Orphan nuclear receptors-induced ALT-associated PML bodies are targets for ALT inhibition

Dr. Chen, Liuh-Yow - May, 2024

Identifcation of cancer vulnerabilities through understanding the mechanism of ALT telomere maintenance

Orphan nuclear receptors (NRs), such as COUP-TF1, COUP-TF2, EAR2, TR2, and TR4, are implicated in telomerase-negative cancers that maintain their telomeres through the alternative lengthening of telomeres (ALT) mechanism. However, how the telomeric association of orphan NRs is involved in ALT activation remains unclear.

Dr. Liuh-Yow Chen at the Institute of Molecular Biology revealed that telomeric association of orphan NRs mediates ALT activation by triggering the formation of ALT-associated PML bodies (APBs). Using human fibroblasts as a model, the study found that the tethering of orphan NRs to telomeres induces APB formation and ALT activity, promoting telomere recombination. Orphan NRs initiate ALT via the zinc finger protein 827 and cooperate with deficiencies in the ALT suppressor ATRX-DAXX complex to promote ALT activation. Importantly, targeting APBs by depleting PML using arsenic trioxide (As2O3), a treatment for acute promyelocytic leukemia, abolished APB formation and ALT activity in cultured ALT cancer cells and ALT cancer cell line-derived mouse xenografts.

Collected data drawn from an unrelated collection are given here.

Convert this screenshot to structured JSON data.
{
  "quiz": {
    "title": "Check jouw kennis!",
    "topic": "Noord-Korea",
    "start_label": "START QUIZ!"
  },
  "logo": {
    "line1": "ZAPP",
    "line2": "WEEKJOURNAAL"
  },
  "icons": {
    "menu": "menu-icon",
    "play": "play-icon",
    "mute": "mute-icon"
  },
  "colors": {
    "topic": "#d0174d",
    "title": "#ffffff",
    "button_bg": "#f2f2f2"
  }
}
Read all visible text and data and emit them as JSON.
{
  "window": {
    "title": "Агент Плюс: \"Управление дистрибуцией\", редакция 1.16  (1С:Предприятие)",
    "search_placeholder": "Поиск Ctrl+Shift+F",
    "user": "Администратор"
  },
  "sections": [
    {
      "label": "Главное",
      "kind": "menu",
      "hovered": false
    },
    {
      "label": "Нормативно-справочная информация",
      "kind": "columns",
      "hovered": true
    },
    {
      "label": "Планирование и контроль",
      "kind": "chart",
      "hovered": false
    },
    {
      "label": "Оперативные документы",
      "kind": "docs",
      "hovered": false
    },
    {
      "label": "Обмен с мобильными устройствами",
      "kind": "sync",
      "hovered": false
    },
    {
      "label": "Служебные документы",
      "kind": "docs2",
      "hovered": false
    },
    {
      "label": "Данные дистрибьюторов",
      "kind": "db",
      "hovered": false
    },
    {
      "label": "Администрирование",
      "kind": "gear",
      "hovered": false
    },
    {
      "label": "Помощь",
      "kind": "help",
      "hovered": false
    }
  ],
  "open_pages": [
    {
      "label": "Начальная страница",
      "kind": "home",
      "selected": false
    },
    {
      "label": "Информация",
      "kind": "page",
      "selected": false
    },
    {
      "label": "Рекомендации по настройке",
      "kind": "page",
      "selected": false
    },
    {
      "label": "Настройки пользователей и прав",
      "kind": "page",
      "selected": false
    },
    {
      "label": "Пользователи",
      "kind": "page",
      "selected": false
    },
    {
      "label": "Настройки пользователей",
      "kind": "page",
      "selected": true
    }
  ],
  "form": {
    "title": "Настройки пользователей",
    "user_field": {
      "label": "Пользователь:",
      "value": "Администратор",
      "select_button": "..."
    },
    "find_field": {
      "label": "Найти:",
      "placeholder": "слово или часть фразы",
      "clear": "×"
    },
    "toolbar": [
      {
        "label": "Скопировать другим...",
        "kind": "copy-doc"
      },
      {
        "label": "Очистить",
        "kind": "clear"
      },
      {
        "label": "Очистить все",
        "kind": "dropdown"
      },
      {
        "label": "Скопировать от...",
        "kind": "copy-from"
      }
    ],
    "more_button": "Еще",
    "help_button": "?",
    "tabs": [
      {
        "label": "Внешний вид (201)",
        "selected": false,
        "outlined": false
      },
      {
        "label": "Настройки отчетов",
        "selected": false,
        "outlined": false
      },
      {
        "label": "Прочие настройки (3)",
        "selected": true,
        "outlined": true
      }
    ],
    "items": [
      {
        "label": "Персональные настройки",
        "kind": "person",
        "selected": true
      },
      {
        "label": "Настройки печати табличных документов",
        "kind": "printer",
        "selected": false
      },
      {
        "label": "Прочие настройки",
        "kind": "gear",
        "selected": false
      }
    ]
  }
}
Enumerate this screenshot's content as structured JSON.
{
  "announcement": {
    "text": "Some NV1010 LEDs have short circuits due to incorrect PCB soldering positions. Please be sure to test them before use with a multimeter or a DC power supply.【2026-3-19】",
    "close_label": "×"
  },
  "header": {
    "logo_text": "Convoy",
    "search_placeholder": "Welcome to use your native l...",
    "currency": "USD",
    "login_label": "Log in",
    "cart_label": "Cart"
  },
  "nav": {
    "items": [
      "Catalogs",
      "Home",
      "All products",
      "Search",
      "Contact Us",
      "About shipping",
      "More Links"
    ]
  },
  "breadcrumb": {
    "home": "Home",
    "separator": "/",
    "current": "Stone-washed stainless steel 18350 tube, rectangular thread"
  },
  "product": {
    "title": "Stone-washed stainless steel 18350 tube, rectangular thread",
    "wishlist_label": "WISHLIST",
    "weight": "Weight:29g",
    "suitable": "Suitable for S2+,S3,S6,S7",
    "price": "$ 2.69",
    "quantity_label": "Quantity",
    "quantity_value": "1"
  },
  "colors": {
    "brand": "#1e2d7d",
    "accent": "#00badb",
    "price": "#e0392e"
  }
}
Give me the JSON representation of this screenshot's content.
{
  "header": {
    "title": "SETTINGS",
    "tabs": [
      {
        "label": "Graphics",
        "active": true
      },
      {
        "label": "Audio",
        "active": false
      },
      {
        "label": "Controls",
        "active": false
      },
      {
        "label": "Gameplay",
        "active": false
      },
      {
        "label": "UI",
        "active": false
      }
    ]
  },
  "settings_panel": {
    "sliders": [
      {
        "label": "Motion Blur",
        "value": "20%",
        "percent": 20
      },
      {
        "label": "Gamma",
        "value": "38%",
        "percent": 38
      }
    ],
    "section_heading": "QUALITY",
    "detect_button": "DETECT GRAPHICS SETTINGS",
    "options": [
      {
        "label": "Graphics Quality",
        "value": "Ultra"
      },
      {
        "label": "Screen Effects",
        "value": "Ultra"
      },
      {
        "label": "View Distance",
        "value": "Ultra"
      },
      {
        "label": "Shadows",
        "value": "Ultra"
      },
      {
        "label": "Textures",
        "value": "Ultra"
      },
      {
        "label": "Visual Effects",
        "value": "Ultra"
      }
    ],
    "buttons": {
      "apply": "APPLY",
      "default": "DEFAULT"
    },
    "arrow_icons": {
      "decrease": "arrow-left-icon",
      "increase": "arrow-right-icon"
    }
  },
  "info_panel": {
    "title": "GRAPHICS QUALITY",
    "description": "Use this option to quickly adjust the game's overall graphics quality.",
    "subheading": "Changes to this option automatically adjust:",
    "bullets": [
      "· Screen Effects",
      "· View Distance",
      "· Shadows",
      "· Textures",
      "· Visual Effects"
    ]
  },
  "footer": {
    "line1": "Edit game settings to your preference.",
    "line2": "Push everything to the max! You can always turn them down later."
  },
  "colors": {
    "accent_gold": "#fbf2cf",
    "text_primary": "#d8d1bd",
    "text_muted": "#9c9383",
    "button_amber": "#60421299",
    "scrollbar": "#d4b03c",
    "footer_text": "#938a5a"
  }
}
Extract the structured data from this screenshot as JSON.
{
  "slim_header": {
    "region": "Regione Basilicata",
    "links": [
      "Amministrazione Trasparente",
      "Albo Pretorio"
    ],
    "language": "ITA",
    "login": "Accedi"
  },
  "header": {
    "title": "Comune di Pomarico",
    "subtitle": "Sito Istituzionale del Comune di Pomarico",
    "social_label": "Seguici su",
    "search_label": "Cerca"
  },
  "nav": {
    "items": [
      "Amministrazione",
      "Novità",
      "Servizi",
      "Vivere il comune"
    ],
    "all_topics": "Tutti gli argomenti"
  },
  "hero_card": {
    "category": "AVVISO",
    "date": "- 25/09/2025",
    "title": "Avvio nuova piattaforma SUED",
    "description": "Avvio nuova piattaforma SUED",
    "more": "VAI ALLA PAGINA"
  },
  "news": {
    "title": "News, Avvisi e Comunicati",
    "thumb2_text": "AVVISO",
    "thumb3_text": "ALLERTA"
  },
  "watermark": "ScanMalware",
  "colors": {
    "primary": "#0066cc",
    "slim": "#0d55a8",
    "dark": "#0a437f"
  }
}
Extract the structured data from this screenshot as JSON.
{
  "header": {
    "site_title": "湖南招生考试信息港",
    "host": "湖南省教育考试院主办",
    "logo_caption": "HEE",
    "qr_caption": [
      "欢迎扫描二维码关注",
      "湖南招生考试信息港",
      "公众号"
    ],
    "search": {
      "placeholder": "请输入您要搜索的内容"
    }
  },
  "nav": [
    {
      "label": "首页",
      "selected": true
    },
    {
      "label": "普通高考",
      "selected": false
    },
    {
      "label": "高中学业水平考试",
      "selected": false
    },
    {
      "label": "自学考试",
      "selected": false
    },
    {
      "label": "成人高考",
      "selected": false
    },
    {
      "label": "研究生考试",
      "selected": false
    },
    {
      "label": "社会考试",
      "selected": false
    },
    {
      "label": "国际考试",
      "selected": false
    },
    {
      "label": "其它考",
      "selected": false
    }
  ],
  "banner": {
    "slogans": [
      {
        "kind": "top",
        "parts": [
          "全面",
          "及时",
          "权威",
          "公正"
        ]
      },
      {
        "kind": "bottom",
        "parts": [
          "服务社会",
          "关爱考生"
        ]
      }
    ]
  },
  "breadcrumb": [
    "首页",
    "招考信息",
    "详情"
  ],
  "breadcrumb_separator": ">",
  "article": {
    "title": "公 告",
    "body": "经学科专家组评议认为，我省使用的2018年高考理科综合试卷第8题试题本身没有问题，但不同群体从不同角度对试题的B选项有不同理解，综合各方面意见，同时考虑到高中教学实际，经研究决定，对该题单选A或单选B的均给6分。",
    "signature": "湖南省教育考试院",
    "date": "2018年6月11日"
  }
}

This suggests the potential for further therapeutic development of As2O3 in treating ALT cancers, including pediatric brain tumors and sarcomas.

The study was published in Nucleic Acids Research on May 17, 2024. The first author of the paper is Venus Marie Gaela, a PhD student in TIGP-MCB at Academia Sinica. The research was supported by Academia Sinica and the National Science and Technology Council.